My mother recently passed away. She has a couple of oil and gas leases in West Virginia. I contacted the leasing company and they told me to change title at the courthouse then call them back. I only have the leases as documentation. I would appreciate any guidance on next steps. I do not live in WVA so I’m trying to do this remotely. Thanks on advance.
NOT LEGAL ADVICE
Wow, it's hard to summarize the "next steps" in anything approaching a succinct manner. First of all, you can't just go down to a courthouse and say, "Hey, could you just change my mother's name to my name in the computer." (You CAN at the appraisal district IF you have proper documentation.)
If your mother had a Will and it was filed in a Probate Court, then send a certified copy of her Probate documents to the Company and that should be it. The person(s) who inherited her oil-and-gas interest will most likely be found somewhere within the specific wording in the Will.

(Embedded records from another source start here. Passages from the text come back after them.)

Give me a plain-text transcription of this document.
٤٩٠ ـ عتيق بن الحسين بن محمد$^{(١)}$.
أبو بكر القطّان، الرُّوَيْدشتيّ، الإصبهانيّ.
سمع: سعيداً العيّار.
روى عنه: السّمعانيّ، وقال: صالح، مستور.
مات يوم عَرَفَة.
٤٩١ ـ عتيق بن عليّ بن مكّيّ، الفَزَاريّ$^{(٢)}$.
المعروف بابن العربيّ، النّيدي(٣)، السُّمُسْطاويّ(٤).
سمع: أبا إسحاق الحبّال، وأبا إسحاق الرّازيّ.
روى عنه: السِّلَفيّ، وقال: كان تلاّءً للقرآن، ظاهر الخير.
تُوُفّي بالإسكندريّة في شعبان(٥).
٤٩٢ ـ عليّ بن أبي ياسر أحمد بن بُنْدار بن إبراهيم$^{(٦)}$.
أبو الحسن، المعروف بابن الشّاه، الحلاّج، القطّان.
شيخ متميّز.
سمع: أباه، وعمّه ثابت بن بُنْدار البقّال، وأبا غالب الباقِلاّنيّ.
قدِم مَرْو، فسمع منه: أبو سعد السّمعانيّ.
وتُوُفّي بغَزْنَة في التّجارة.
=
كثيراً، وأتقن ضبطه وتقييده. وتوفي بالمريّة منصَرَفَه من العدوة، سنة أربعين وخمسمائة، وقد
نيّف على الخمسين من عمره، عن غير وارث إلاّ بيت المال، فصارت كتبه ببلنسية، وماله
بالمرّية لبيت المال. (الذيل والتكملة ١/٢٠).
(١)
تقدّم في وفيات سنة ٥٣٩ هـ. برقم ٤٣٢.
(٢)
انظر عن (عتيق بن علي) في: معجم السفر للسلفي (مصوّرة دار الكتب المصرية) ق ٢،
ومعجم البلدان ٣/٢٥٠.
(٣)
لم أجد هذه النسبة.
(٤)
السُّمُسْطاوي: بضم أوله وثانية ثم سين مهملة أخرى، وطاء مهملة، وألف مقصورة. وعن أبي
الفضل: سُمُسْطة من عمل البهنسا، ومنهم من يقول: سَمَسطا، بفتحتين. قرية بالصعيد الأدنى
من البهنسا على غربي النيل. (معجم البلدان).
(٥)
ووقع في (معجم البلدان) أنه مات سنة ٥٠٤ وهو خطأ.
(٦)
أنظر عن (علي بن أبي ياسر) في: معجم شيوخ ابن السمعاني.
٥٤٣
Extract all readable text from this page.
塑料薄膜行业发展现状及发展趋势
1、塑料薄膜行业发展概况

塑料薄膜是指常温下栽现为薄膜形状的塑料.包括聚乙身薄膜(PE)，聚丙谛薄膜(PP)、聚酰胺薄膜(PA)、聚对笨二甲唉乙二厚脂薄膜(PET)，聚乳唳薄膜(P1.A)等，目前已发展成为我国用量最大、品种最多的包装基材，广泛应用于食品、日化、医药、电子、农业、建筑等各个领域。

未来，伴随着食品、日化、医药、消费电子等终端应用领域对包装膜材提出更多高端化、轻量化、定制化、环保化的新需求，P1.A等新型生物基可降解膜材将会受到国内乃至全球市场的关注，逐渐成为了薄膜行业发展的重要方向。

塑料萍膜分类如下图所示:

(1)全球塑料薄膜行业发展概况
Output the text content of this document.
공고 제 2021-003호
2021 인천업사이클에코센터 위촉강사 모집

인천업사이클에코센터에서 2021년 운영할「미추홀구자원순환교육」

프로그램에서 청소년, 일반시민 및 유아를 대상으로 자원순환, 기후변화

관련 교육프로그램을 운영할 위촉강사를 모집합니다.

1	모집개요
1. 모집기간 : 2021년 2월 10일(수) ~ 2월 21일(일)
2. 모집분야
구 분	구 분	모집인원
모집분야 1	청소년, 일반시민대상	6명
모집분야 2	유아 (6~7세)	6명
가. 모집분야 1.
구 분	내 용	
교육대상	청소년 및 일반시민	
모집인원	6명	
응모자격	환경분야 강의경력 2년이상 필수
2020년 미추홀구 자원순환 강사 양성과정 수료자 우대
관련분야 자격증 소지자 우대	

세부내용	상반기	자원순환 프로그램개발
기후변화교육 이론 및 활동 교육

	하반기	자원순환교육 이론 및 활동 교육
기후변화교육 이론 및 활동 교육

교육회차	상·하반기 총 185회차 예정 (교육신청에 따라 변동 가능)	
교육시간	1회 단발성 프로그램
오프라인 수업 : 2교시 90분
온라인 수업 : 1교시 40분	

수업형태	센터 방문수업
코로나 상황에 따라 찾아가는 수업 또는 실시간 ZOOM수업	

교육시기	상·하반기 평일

If she did NOT have a Will or did have a Will but it was NOT filed in Court, then her heirs-at-law will be determined by the "laws of descent and distribution" for West Virginia. Every state has a set of these laws to determine exactly WHO will inherit property from a person who dies "intestate" (without a Will). Then, after determining who those persons are, somebody with personal knowledge about your mother's marital history and offspring could file an "Affidavit of Heirship" at the County Clerk's Office where the minerals are located to put the public on notice about exactly WHO inherited property from your mother's Estate under the West Virginia "laws of descent and distribution." After filing it, obtaining a certified copy of it, and sending THAT to the Company, that should suffice to release the funds to whoever inherited from her. However, keep in mind that if her Will ever WERE accepted by a judge for filing in a Probate Court, even if it were filed AFTER the filing of the "Affidavit of Heirship," whatever the Will says would OVERRIDE whatever the "laws of descent and distribution" and the "Affidavit of Heirship" say.
Probably your best course of action is to spend a little bit of money talking to a qualified attorney, ESPECIALLY if there is a producing well on this property.